Since it first emerged in 2015, Islamic State’s local affiliate in Afghanistan has focused its violent campaign within that country, fighting against Afghan and foreign forces as well as the Taliban, a rival militant group.
But experts say Islamic State-Khorasan (IS-K) is now shifting its war to neighboring Pakistan as it comes under mounting pressure from the Taliban, which has waged a fierce war against IS-K militants in Afghanistan since seizing power in August.
IS-K has claimed responsibility for a string of high-profile attacks in Pakistan, underscoring the growing threat it poses to the predominately Muslim nation of some 220 million people.
In the deadliest attack, an IS-K suicide bomber blew himself up inside a Shi’ite mosque in the northwestern city of Peshawar on March 4, killing at least 64 people and wounding scores of others. It was the most lethal attack in Pakistan in nearly four years.

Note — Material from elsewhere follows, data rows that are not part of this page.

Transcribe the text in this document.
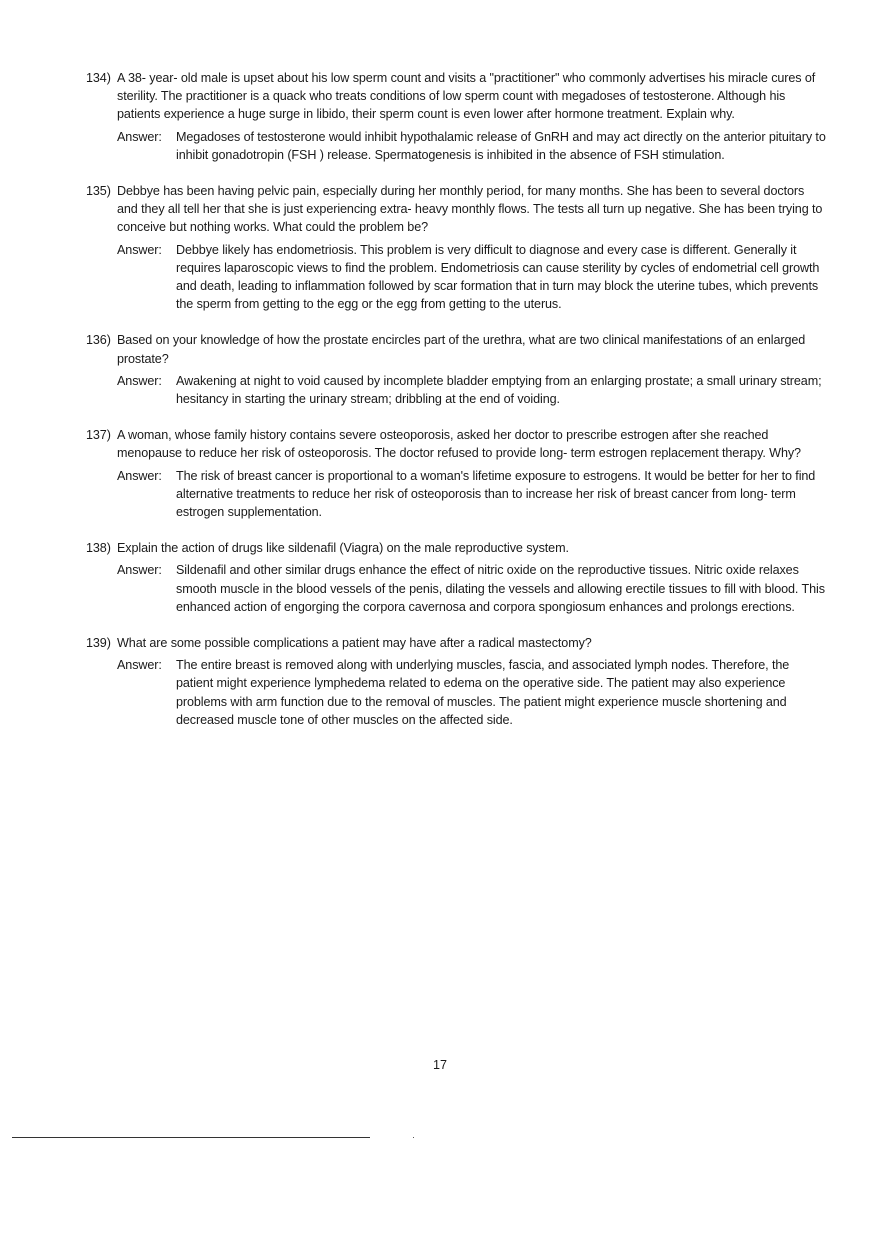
134) A 38- year- old male is upset about his low sperm count and visits a "practitioner" who commonly advertises his miracle cures of sterility. The practitioner is a quack who treats conditions of low sperm count with megadoses of testosterone. Although his patients experience a huge surge in libido, their sperm count is even lower after hormone treatment. Explain why.
Answer:	Megadoses of testosterone would inhibit hypothalamic release of GnRH and may act directly on the anterior pituitary to inhibit gonadotropin (FSH ) release. Spermatogenesis is inhibited in the absence of FSH stimulation.
135) Debbye has been having pelvic pain, especially during her monthly period, for many months. She has been to several doctors and they all tell her that she is just experiencing extra- heavy monthly flows. The tests all turn up negative. She has been trying to conceive but nothing works. What could the problem be?
Answer:	Debbye likely has endometriosis. This problem is very difficult to diagnose and every case is different. Generally it requires laparoscopic views to find the problem. Endometriosis can cause sterility by cycles of endometrial cell growth and death, leading to inflammation followed by scar formation that in turn may block the uterine tubes, which prevents the sperm from getting to the egg or the egg from getting to the uterus.
136) Based on your knowledge of how the prostate encircles part of the urethra, what are two clinical manifestations of an enlarged prostate?
Answer:	Awakening at night to void caused by incomplete bladder emptying from an enlarging prostate; a small urinary stream; hesitancy in starting the urinary stream; dribbling at the end of voiding.
137) A woman, whose family history contains severe osteoporosis, asked her doctor to prescribe estrogen after she reached menopause to reduce her risk of osteoporosis. The doctor refused to provide long- term estrogen replacement therapy. Why?
Answer:	The risk of breast cancer is proportional to a woman's lifetime exposure to estrogens. It would be better for her to find alternative treatments to reduce her risk of osteoporosis than to increase her risk of breast cancer from long- term estrogen supplementation.
138) Explain the action of drugs like sildenafil (Viagra) on the male reproductive system.
Answer:	Sildenafil and other similar drugs enhance the effect of nitric oxide on the reproductive tissues. Nitric oxide relaxes smooth muscle in the blood vessels of the penis, dilating the vessels and allowing erectile tissues to fill with blood. This enhanced action of engorging the corpora cavernosa and corpora spongiosum enhances and prolongs erections.
139) What are some possible complications a patient may have after a radical mastectomy?
Answer:	The entire breast is removed along with underlying muscles, fascia, and associated lymph nodes. Therefore, the patient might experience lymphedema related to edema on the operative side. The patient may also experience problems with arm function due to the removal of muscles. The patient might experience muscle shortening and decreased muscle tone of other muscles on the affected side.
17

Experts believe IS-K militants have moved from their bases in Afghanistan and established cells in major Pakistani cities.
“IS-K has no political agenda, which pushes it to rely on violence as its only instrument,” Sami Yousafzai, a veteran journalist and commentator, told RFE/RL.
“Their mounting attacks inside Pakistan are a sign that they want to use violence to stay relevant,” he said, adding that small IS-K cells can survive better in Pakistan’s populous cities compared to the sparsely populated mountains in eastern Afghanistan.
The IS-K assaults have provoked fear and alarm in Pakistan, which has also witnessed a dramatic surge in attacks by the Tehrik-e Taliban Pakistan (TTP), a rival extremist group that has close ties with the Afghan Taliban.
Abdul Sayed, a Sweden-based researcher who tracks IS-K, says the TTP claimed responsibility for 257 attacks in Pakistan last year compared to 19 attacks by IS-K. Both groups have focused their attacks on the northwestern province of Khyber Pakhtunkhwa, which borders Afghanistan.
But the target of IS-K’s attacks, he says, are more worrying for Pakistanis.
“The TTP has restricted its attacks to the security forces while [IS-K] is choosing soft targets in Khyber Pakhtunkhwa where ordinary civilians are the victims,” Sayed said.
IS-K has already carried out five attacks this year. On March 8, IS-K claimed responsibility for a roadside bomb that killed five members of the security forces and wounded 28 people others in southwestern Pakistan.
The growing attacks prompted Moazzam Jah Ansari, the police chief in Khyber Pakhtunkhwa, to declare IS-K a "bigger threat to peace and security in the province compared to the TTP."
Muhammad Amir Rana, director of the Pakistan Institute for Peace Studies, a think tank based in Islamabad, says despite its smaller numbers IS-K is a growing danger to Islamabad's security.
“They lack the manpower the TTP possesses, which is why we do not see a continuity in their attacks,” he told RFE/RL’s Radio Mashaal.
Sayed says IS-K’s rising number of attacks in Pakistan is part of its rivalry with the TTP, also known as the Pakistani Taliban.
“The main strategy appears to be that [IS-K] wants to undermine the value of the TTP’s terror in its main target area,” Sayed said.
Many IS-K fighters are former members of the TTP, which was thrown into disarray and driven out of its bases in Pakistan’s northwestern tribal belt by a massive military offensive in 2014. Disgruntled members of the TTP founded the IS-K in eastern Afghanistan in early 2015, according to Sayed.
But the TTP soon found itself fighting turf wars with the Afghan Taliban. Since the Taliban takeover of Afghanistan, the rivalry has intensified.
The Afghan militants have waged a nationwide hunt for IS-K members and even targeted the country’s small Salafi minority to curb alleged support for the group from among its members.
“There is information suggesting [IS-K] members have fled Afghanistan for Pakistan because of their fear for the Taliban,” Sayed said.
Underscoring the rivalry, the Afghan Taliban condemned IS-K’s deadly attack in Peshawar. The TTP, meanwhile, said that such attacks do not align with its jihad, or holy war, in Pakistan.
Hamid Mir, a Pakistani journalist and TV presenter, says the growing threat of IS-K showcases Islamabad’s failure to tackle terrorist groups despite repeatedly claiming to have defeated them.
“We claim that we have broken the backbone of terrorists. Yet the terrorists continue to launch almost daily attacks,” he told Radio Mashaal.